Tuesday, April 5, 2022

FDR's Gold Confiscation on This Day in History

This Day in History: US President Franklin D. Roosevelt signed Executive Order 6102 on this day in 1933 "forbidding the hoarding of gold coin, gold bullion, and gold certificates within the continental United States." With this Executive Order, gold as legal money disappeared in the United States, paving the way for the government to engage in near-unconstrained debasement of the currency. Without EO 6102 Roosevelt would be unable to enact his New Deal spending programs.

"The monetary system of the United States at the time of the Depression could not sustain inflation very long because the country was on a gold standard. If people sensed that the government was printing too many paper dollars, by law they could redeem those dollars from the government’s store of gold. Moreover, gold coins circulated along with silver dollars, half-dollars, quarters, and dimes. If people were exchanging their dollars for gold, then the government’s own gold supply would be diminished. Since the gold standard included requirements that the country’s money supply have at least a 40 percent gold backing, a drain on gold reserves would have forced the government to stop printing so many dollars. Therefore, the plans of the New Dealers ran headlong into the reality of the gold standard and its check on inflation." Source

This is the same revered administration that ordered the mass destruction of crops, as well as animals such as pigs and chickens, at a time of Depression when the country was hungry. "The aim was explicitly to raise the prices of all farm commodities. The preposterous economic 'theory' behind this was that if prices and wages were jacked up, that would increase 'purchasing power,' which was the way to lift the country out of the Depression." Source

Despite all of the above and all of the spending, the New Deal was an abject failure. On May 6, 1939, Henry Morgenthau, Roosevelt’s treasury secretary, confirmed this: “We have tried spending money. We are spending more than we have ever spent before and it does not work ... After eight years of this Administration we have just as much unemployment as when we started ... And an enormous debt to boot!” 

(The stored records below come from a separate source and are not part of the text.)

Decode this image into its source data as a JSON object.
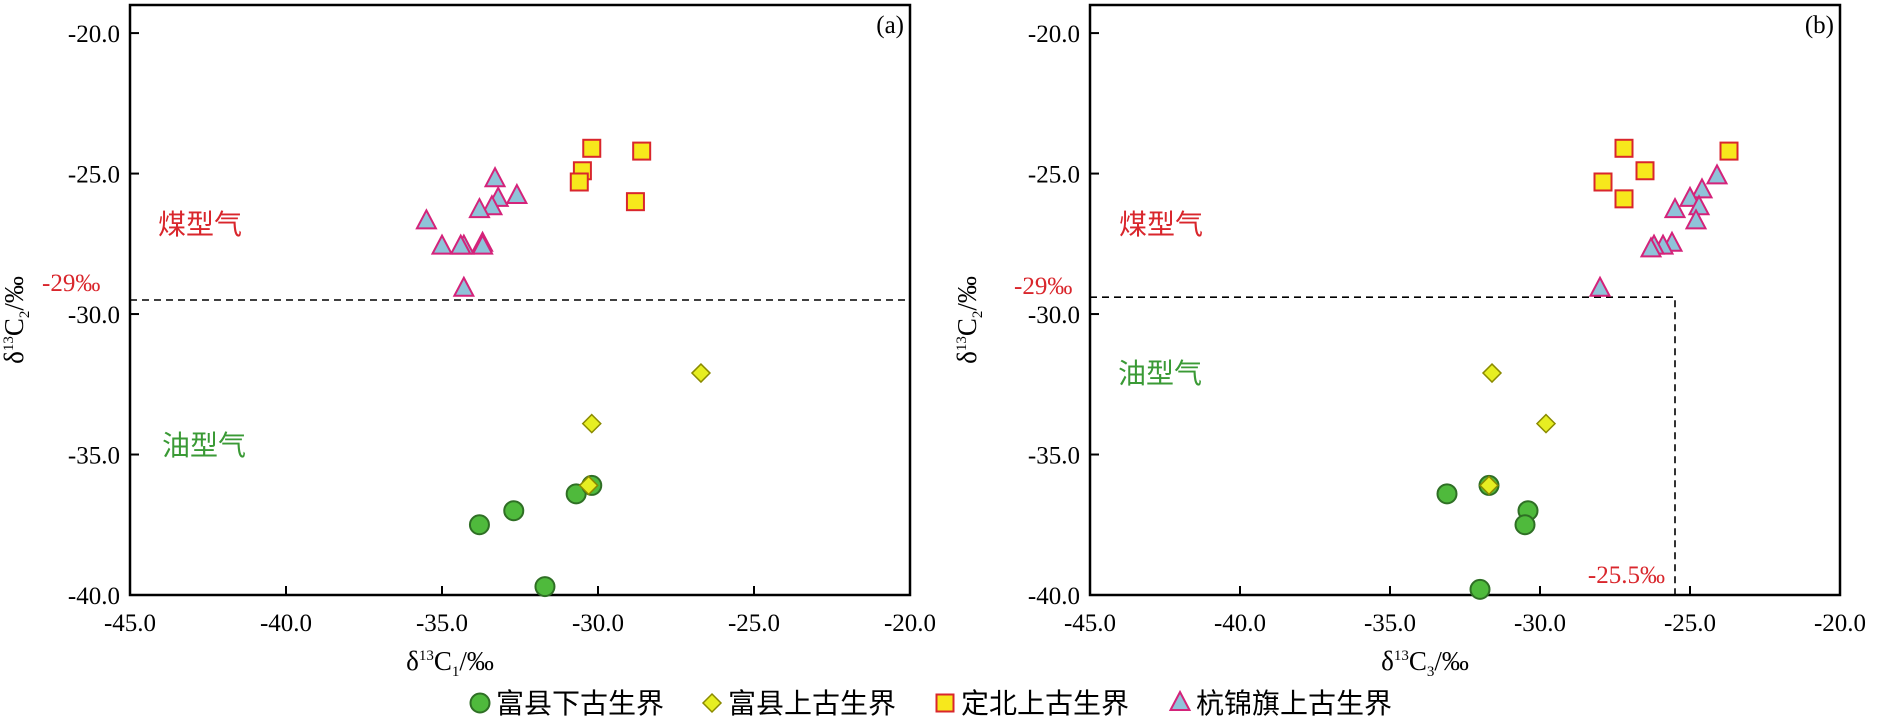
{
  "colors": {
    "axis": "#000000",
    "coal_label": "#d9262c",
    "oil_label": "#3a9a35",
    "threshold_label": "#d9262c",
    "circle_fill": "#4fba3c",
    "circle_stroke": "#2f6f25",
    "diamond_fill": "#e6ee22",
    "diamond_stroke": "#8a8a00",
    "square_fill": "#f7e81c",
    "square_stroke": "#d9262c",
    "triangle_fill": "#8fc3d9",
    "triangle_stroke": "#d4237a"
  },
  "legend": [
    {
      "key": "fx_lower",
      "label": "富县下古生界",
      "marker": "circle"
    },
    {
      "key": "fx_upper",
      "label": "富县上古生界",
      "marker": "diamond"
    },
    {
      "key": "db_upper",
      "label": "定北上古生界",
      "marker": "square"
    },
    {
      "key": "hjq_upper",
      "label": "杭锦旗上古生界",
      "marker": "triangle"
    }
  ],
  "chart_data": [
    {
      "type": "scatter",
      "panel_label": "(a)",
      "xlabel": {
        "delta": "δ",
        "sup": "13",
        "base": "C",
        "sub": "1",
        "unit": "/‰"
      },
      "ylabel": {
        "delta": "δ",
        "sup": "13",
        "base": "C",
        "sub": "2",
        "unit": "/‰"
      },
      "xlim": [
        -45,
        -20
      ],
      "ylim": [
        -40,
        -19
      ],
      "xticks": [
        -45,
        -40,
        -35,
        -30,
        -25,
        -20
      ],
      "xtick_labels": [
        "-45.0",
        "-40.0",
        "-35.0",
        "-30.0",
        "-25.0",
        "-20.0"
      ],
      "yticks": [
        -20,
        -25,
        -30,
        -35,
        -40
      ],
      "ytick_labels": [
        "-20.0",
        "-25.0",
        "-30.0",
        "-35.0",
        "-40.0"
      ],
      "threshold": {
        "y": -29.5,
        "label": "-29‰"
      },
      "region_labels": {
        "coal": "煤型气",
        "oil": "油型气"
      },
      "series": [
        {
          "key": "fx_lower",
          "points": [
            [
              -33.8,
              -37.5
            ],
            [
              -32.7,
              -37.0
            ],
            [
              -30.7,
              -36.4
            ],
            [
              -30.2,
              -36.1
            ],
            [
              -31.7,
              -39.7
            ]
          ]
        },
        {
          "key": "fx_upper",
          "points": [
            [
              -26.7,
              -32.1
            ],
            [
              -30.2,
              -33.9
            ],
            [
              -30.3,
              -36.1
            ]
          ]
        },
        {
          "key": "db_upper",
          "points": [
            [
              -30.2,
              -24.1
            ],
            [
              -28.6,
              -24.2
            ],
            [
              -30.5,
              -24.9
            ],
            [
              -30.6,
              -25.3
            ],
            [
              -28.8,
              -26.0
            ]
          ]
        },
        {
          "key": "hjq_upper",
          "points": [
            [
              -33.3,
              -25.2
            ],
            [
              -32.6,
              -25.8
            ],
            [
              -33.2,
              -25.9
            ],
            [
              -33.4,
              -26.2
            ],
            [
              -33.8,
              -26.3
            ],
            [
              -35.5,
              -26.7
            ],
            [
              -35.0,
              -27.6
            ],
            [
              -34.3,
              -27.6
            ],
            [
              -34.4,
              -27.6
            ],
            [
              -33.7,
              -27.5
            ],
            [
              -33.7,
              -27.6
            ],
            [
              -34.3,
              -29.1
            ]
          ]
        }
      ]
    },
    {
      "type": "scatter",
      "panel_label": "(b)",
      "xlabel": {
        "delta": "δ",
        "sup": "13",
        "base": "C",
        "sub": "3",
        "unit": "/‰"
      },
      "ylabel": {
        "delta": "δ",
        "sup": "13",
        "base": "C",
        "sub": "2",
        "unit": "/‰"
      },
      "xlim": [
        -45,
        -20
      ],
      "ylim": [
        -40,
        -19
      ],
      "xticks": [
        -45,
        -40,
        -35,
        -30,
        -25,
        -20
      ],
      "xtick_labels": [
        "-45.0",
        "-40.0",
        "-35.0",
        "-30.0",
        "-25.0",
        "-20.0"
      ],
      "yticks": [
        -20,
        -25,
        -30,
        -35,
        -40
      ],
      "ytick_labels": [
        "-20.0",
        "-25.0",
        "-30.0",
        "-35.0",
        "-40.0"
      ],
      "threshold": {
        "y": -29.4,
        "x": -25.5,
        "label_y": "-29‰",
        "label_x": "-25.5‰"
      },
      "region_labels": {
        "coal": "煤型气",
        "oil": "油型气"
      },
      "series": [
        {
          "key": "fx_lower",
          "points": [
            [
              -33.1,
              -36.4
            ],
            [
              -31.7,
              -36.1
            ],
            [
              -30.4,
              -37.0
            ],
            [
              -30.5,
              -37.5
            ],
            [
              -32.0,
              -39.8
            ]
          ]
        },
        {
          "key": "fx_upper",
          "points": [
            [
              -31.6,
              -32.1
            ],
            [
              -29.8,
              -33.9
            ],
            [
              -31.7,
              -36.1
            ]
          ]
        },
        {
          "key": "db_upper",
          "points": [
            [
              -27.2,
              -24.1
            ],
            [
              -23.7,
              -24.2
            ],
            [
              -26.5,
              -24.9
            ],
            [
              -27.9,
              -25.3
            ],
            [
              -27.2,
              -25.9
            ]
          ]
        },
        {
          "key": "hjq_upper",
          "points": [
            [
              -24.1,
              -25.1
            ],
            [
              -24.6,
              -25.6
            ],
            [
              -25.0,
              -25.9
            ],
            [
              -24.7,
              -26.2
            ],
            [
              -25.5,
              -26.3
            ],
            [
              -24.8,
              -26.7
            ],
            [
              -25.6,
              -27.5
            ],
            [
              -25.9,
              -27.6
            ],
            [
              -26.2,
              -27.6
            ],
            [
              -26.3,
              -27.7
            ],
            [
              -28.0,
              -29.1
            ]
          ]
        }
      ]
    }
  ]
}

Any centralized governmental plan to invigorate an economy has always failed, and these plans are always proposed by elites who are not very bright. Raymond Moley wrote in May 1936 about Roosevelt: "I was impressed as never before by the utter lack of logic of the man, the scantiness of his precise knowledge of things that he was talking about, by the gross inaccuracies in his statements. . . ."

The limitation on gold ownership in the United States was repealed after President Gerald Ford signed a bill legalizing private ownership of gold coins, bars, and certificates by an Act of Congress, codified in Pub.L. 93–373, which went into effect December 31, 1974.